A fall while hiking or a lacrosse stick to the mouth can cause acute trauma to the teeth. Dental emergencies occur no matter how much protective gear kids wear. If it happens to your child, it’s helpful to know what steps you should take to get the best outcome.  
Broken Tooth (Crown Fracture)
The part of the tooth visible above the gum line is called the crown. It is the most likely part of the tooth to sustain trauma because it is exposed. The crown can suffer a crack or break from a source outside the mouth, like a baseball, or from biting or chewing on hard items. The best diagnostic tool your dentist has is a low-radiation x-ray image used to assess the severity of the fracture. Your dentist will use an appropriate method to repair the tooth based on position, severity and whether it is primary or permanent. Sealants, fillings, crowns, and root canals are all viable options for recovering proper function.
How you can help:
Gently rinse your child’s mouth with warm water and administer an age-appropriate dose of acetaminophen. Place a cold, moist compress on the affected area. Any change in tooth color such as pink or yellow shadows signals an emergency. Take your child to the dentist or Emergency Room immediately.
Root Fracture
A root fracture occurs when the tooth is damaged below the gum line.

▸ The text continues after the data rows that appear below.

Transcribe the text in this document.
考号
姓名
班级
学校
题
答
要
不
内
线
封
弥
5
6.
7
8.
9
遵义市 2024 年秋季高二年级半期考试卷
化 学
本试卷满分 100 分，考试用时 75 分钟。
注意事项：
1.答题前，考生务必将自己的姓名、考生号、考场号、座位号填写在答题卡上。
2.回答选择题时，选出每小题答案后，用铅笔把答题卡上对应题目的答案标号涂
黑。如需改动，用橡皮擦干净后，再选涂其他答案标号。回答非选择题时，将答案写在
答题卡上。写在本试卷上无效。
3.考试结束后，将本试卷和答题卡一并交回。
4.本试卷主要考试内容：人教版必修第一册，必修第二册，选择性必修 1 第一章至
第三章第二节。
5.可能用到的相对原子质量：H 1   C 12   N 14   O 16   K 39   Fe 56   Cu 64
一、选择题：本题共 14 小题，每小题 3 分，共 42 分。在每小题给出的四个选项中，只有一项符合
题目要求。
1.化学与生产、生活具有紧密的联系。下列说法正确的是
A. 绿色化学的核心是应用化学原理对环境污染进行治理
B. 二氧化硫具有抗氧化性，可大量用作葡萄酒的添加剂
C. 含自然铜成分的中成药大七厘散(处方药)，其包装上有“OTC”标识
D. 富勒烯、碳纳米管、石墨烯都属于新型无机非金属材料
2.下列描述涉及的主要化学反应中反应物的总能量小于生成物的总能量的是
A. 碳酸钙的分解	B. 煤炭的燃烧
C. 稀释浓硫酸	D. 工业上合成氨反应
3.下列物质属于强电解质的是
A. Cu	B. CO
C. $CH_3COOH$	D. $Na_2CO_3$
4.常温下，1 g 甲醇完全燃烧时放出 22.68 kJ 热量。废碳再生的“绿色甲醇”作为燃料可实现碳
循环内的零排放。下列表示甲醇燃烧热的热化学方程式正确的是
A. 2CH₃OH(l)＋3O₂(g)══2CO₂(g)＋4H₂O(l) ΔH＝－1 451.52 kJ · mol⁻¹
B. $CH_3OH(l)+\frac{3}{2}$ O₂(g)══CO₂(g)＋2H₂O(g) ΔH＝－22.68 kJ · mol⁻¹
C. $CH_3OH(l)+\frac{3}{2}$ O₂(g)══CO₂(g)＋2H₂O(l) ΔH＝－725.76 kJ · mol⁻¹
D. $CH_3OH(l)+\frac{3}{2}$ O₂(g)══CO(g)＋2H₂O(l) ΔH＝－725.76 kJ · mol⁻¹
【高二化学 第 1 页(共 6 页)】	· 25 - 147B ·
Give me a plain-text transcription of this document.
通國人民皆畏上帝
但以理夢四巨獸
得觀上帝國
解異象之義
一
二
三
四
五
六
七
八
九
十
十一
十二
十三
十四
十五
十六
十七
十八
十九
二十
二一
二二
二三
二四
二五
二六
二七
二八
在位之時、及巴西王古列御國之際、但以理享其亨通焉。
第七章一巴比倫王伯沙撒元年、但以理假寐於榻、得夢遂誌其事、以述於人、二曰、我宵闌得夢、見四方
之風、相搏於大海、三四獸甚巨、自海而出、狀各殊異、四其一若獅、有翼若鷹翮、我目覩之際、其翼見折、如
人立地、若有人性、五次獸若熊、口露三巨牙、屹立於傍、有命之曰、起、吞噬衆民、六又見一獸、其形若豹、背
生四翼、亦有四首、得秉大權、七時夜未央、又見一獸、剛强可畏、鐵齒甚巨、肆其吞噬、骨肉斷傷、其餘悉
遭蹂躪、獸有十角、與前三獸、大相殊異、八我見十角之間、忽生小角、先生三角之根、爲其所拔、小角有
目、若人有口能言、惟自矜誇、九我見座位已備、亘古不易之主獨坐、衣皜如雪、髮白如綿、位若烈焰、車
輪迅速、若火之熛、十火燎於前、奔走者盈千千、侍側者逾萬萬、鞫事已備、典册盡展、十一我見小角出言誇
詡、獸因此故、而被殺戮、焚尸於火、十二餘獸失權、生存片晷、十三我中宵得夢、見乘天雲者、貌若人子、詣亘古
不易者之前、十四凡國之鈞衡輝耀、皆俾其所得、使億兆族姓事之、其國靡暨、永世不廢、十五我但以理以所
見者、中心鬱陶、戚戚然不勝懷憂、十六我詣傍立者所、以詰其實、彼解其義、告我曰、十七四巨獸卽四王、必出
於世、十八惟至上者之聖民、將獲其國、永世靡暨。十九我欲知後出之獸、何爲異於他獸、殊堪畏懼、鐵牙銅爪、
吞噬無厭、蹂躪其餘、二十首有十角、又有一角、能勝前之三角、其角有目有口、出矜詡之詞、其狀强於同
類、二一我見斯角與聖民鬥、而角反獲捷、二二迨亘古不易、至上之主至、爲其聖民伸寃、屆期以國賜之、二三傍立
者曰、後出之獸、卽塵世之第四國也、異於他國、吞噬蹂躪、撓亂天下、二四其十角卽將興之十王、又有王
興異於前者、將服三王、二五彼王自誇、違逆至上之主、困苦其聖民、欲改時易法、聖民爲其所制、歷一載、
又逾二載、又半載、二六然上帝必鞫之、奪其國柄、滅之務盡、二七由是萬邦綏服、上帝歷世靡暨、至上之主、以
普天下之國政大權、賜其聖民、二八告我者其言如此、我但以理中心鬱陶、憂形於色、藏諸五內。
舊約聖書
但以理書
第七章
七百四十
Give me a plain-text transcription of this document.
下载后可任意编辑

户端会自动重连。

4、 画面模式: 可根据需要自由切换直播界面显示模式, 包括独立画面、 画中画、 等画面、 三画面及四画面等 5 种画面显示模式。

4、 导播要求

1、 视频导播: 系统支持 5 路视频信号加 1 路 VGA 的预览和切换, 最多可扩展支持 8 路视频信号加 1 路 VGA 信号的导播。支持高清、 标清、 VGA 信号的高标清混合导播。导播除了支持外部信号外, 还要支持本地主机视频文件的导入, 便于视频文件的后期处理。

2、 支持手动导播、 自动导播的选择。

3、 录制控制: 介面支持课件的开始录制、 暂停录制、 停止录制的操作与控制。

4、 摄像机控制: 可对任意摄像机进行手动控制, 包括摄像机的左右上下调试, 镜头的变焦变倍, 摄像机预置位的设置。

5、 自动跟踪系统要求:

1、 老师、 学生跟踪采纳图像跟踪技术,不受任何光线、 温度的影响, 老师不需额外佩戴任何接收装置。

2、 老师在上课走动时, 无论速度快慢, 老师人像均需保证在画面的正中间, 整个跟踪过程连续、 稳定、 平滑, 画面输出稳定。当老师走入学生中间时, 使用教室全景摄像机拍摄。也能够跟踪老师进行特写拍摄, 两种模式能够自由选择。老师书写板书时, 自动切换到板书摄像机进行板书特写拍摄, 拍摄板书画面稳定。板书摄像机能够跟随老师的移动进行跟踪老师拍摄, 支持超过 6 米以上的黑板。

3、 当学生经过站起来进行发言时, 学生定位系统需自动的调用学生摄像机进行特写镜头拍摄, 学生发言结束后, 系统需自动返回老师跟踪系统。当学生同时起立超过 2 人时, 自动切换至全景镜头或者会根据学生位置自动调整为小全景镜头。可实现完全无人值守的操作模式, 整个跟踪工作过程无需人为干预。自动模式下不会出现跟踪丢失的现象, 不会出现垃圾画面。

Because it is not visible, it must be diagnosed by x-ray imaging in your dentist’s office. Depending on the severity, position, and whether it is a primary or permanent tooth, your dentist will make a recommendation for treatment. Common outcomes would be to watch and wait, treat it with a root canal and crown, or extraction.
How you can help:
Administer an age-appropriate dose of acetaminophen. Place a cold, moist compress directly to the affected area. Call your dentist for instructions and next steps.
Dental Concussion
A hard knock to a tooth from an object that doesn’t cause movement or dislocation is commonly known as a concussed tooth. It can cause a light shadow of discoloration in primary teeth but isn’t of concern unless the tooth turns dark or black. Emergency treatment isn’t warranted for the light shadow, but if the tooth darkens rapidly or completely, see your emergency dentist in West Indianapolis immediately.